European and Asian markets have gained after a short-term deal to stave off the so-called US fiscal cliff was reached.
UK shares jumped 1.5% while other European indexes were also higher.
Failure to agree a deal would have triggered spending cuts and tax increases worth $600 billion.
There had been fears that the measures would have derailed the modest recovery in the world’s biggest economy and perhaps even push it back into recession.
German stocks gained by 1.6%, while France’s Cac 40 rose 1.4% and Italy’s stocks gained 2%.
In the US, the lower chamber of Congress passed a deal backing a compromise that had already passed in the Senate, which raises taxes for the wealthy and delays spending cuts for two months.

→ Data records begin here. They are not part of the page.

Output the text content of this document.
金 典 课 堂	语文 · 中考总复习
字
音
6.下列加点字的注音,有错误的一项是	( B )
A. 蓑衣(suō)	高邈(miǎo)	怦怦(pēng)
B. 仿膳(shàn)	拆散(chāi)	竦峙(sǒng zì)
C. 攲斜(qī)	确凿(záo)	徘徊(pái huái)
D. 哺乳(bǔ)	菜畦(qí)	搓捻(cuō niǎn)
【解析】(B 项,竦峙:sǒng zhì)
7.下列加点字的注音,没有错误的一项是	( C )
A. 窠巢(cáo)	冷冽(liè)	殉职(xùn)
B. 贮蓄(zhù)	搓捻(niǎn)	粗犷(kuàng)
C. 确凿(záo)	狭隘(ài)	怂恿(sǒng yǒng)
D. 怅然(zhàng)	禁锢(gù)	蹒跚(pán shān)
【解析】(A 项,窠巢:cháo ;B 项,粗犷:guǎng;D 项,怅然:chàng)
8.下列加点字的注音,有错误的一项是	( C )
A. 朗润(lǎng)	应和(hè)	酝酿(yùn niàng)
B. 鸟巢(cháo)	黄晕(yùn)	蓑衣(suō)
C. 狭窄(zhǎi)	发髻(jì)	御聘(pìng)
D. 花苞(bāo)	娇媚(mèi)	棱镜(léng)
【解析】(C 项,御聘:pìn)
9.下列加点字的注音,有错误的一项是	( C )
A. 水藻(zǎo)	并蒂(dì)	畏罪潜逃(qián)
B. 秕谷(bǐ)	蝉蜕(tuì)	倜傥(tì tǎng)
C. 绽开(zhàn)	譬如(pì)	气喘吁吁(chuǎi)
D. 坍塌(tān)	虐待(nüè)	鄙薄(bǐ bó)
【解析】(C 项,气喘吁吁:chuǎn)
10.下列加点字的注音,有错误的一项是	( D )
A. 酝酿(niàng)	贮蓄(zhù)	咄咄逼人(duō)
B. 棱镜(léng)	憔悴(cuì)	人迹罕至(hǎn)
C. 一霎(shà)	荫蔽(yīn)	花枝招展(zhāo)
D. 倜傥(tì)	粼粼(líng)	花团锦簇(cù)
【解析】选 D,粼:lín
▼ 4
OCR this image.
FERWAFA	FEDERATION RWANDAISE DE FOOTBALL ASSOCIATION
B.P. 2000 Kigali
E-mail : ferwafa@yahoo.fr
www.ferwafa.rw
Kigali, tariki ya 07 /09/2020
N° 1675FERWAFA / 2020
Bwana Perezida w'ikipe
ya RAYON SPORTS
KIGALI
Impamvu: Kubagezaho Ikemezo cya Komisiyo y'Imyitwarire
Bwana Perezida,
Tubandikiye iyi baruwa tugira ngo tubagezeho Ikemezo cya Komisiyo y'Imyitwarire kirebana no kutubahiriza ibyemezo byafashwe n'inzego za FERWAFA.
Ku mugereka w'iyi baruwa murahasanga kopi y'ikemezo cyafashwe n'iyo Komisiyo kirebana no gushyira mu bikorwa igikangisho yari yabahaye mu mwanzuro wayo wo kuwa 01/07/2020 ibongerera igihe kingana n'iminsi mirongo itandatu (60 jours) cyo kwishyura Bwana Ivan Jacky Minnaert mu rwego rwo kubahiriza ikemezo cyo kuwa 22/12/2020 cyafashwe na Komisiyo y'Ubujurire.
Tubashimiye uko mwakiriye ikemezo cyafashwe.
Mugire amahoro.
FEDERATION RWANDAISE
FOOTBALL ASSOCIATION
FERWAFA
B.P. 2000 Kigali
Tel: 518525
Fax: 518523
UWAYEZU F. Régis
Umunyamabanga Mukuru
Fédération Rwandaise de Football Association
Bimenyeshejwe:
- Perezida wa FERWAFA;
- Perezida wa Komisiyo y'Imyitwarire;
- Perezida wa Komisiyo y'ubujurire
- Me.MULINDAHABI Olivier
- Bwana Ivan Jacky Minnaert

The fiscal cliff measures – cutting spending and increasing taxes dramatically – came into effect automatically at midnight on Monday when George W. Bush-era tax cuts expired.
The 31st of December deadline triggered tax increases of about $536 billion and spending cuts of $109bn from domestic and military programmes – which has now been averted.
Shares worldwide had been hurt in November and December by fears that the US would not be able to reach any kind of agreement and would go off the cliff.
Earlier, Asian shares gained on the news of the deal. The US is also a key market for most of Asia’s export-dependent economies.
The US dollar rose, jumping against the Japanese yen. The Japanese currency was at 87.30 yen against the US dollar at one point, its lowest level since July 2010.
The yen has fallen almost 9% against the US dollar since November 15.